Was sind deine aktuellen Projekte?
Aktuell ist es neben FOURBEATS das Projekt MESOPOTAM und der Name ist Programm. In erster Linie ist das ein Live-Act, den ich immer weiter ausbaue. Der Name hat übrigens nichts mit der Levante zu tun. Er bezieht sich auf eine alte byzantinische Kirche im Süden Albaniens, in der alle möglichen Spolien (Teile aus anderen Gebäuden) verbaut sind. So setze ich auch meine Musik zusammen. Daneben beschäftige ich mich weiterhin mit der Fotografie.
Wo soll es hingehen?
Das wird die Zeit zeigen. Ich bin da recht offen. In einer Welt voller Vorurteile und Grenzen, die ihren Ursprung in Ängsten haben, sollte man open minded bleiben. Klar; ich werde vermutlich nicht zur Harfe wechseln. Synthesizer und das, was man mit ihnen machen kann, sind schon mein Ding. Vermutlich bleibt es grundsätzlich bei Techno; allerdings verbunden mit recht viel Experimentierfreude. Im Idealfall natürlich live und flexibel.
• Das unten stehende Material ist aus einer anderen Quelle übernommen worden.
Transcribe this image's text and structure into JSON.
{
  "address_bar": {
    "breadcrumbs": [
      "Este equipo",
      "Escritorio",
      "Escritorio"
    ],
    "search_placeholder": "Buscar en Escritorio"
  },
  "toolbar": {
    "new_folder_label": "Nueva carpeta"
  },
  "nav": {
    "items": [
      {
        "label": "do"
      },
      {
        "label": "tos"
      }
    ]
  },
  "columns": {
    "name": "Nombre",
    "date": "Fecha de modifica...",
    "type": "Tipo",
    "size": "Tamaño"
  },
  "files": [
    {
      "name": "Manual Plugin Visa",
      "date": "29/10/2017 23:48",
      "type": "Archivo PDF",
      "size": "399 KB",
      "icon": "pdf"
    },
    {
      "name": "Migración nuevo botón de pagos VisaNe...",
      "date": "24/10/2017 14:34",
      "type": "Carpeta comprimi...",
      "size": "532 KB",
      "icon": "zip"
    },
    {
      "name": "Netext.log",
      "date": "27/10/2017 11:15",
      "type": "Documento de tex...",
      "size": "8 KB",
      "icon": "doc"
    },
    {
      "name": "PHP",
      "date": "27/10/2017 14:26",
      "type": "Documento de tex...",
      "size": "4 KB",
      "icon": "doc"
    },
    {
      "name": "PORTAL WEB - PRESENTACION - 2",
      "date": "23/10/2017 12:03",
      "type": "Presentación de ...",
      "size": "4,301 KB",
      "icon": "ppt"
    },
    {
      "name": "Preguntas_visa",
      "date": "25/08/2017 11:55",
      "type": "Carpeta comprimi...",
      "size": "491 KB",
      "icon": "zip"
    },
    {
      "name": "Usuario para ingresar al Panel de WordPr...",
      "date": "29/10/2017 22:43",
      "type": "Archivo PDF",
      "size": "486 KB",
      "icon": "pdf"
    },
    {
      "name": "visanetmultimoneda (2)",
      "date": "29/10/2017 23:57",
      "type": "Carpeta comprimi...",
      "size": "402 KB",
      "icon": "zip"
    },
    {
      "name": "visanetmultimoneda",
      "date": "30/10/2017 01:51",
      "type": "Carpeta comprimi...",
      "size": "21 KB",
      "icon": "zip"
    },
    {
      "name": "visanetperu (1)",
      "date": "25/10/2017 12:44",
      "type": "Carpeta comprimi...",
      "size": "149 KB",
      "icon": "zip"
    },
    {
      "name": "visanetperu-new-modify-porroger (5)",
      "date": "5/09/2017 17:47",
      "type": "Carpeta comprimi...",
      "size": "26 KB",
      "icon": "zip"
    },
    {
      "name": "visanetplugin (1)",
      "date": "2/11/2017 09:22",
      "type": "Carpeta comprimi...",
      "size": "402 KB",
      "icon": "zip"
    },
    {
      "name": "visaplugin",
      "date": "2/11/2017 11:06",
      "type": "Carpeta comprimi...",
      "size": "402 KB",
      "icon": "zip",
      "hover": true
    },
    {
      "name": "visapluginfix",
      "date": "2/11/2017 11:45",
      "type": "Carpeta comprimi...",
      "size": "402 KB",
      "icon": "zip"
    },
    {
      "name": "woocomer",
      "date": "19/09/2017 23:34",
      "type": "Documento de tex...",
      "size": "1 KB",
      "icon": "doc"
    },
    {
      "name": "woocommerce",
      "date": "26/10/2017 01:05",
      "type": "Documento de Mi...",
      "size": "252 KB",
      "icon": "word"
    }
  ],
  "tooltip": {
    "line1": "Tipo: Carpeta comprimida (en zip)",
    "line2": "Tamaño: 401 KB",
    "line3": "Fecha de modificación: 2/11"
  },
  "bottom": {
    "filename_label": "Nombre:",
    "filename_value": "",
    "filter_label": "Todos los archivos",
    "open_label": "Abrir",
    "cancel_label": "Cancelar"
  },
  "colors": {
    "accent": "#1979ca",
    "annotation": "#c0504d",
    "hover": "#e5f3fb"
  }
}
Schließlich ist dieses Genre es, was einem genau das ermöglicht und das finde ich ziemlich sexy.
Derzeit läuft auch das Projekt NOISEOVER, gemeinsam mit Mario (Stammheim Klangforschung), das gerade durch die unterschiedliche musikalische Herkunft sehr interessant ist – vermutlich und hoffentlich auch für die, die wir derart beschallen; in Kürze im Oberdeck in Hannover.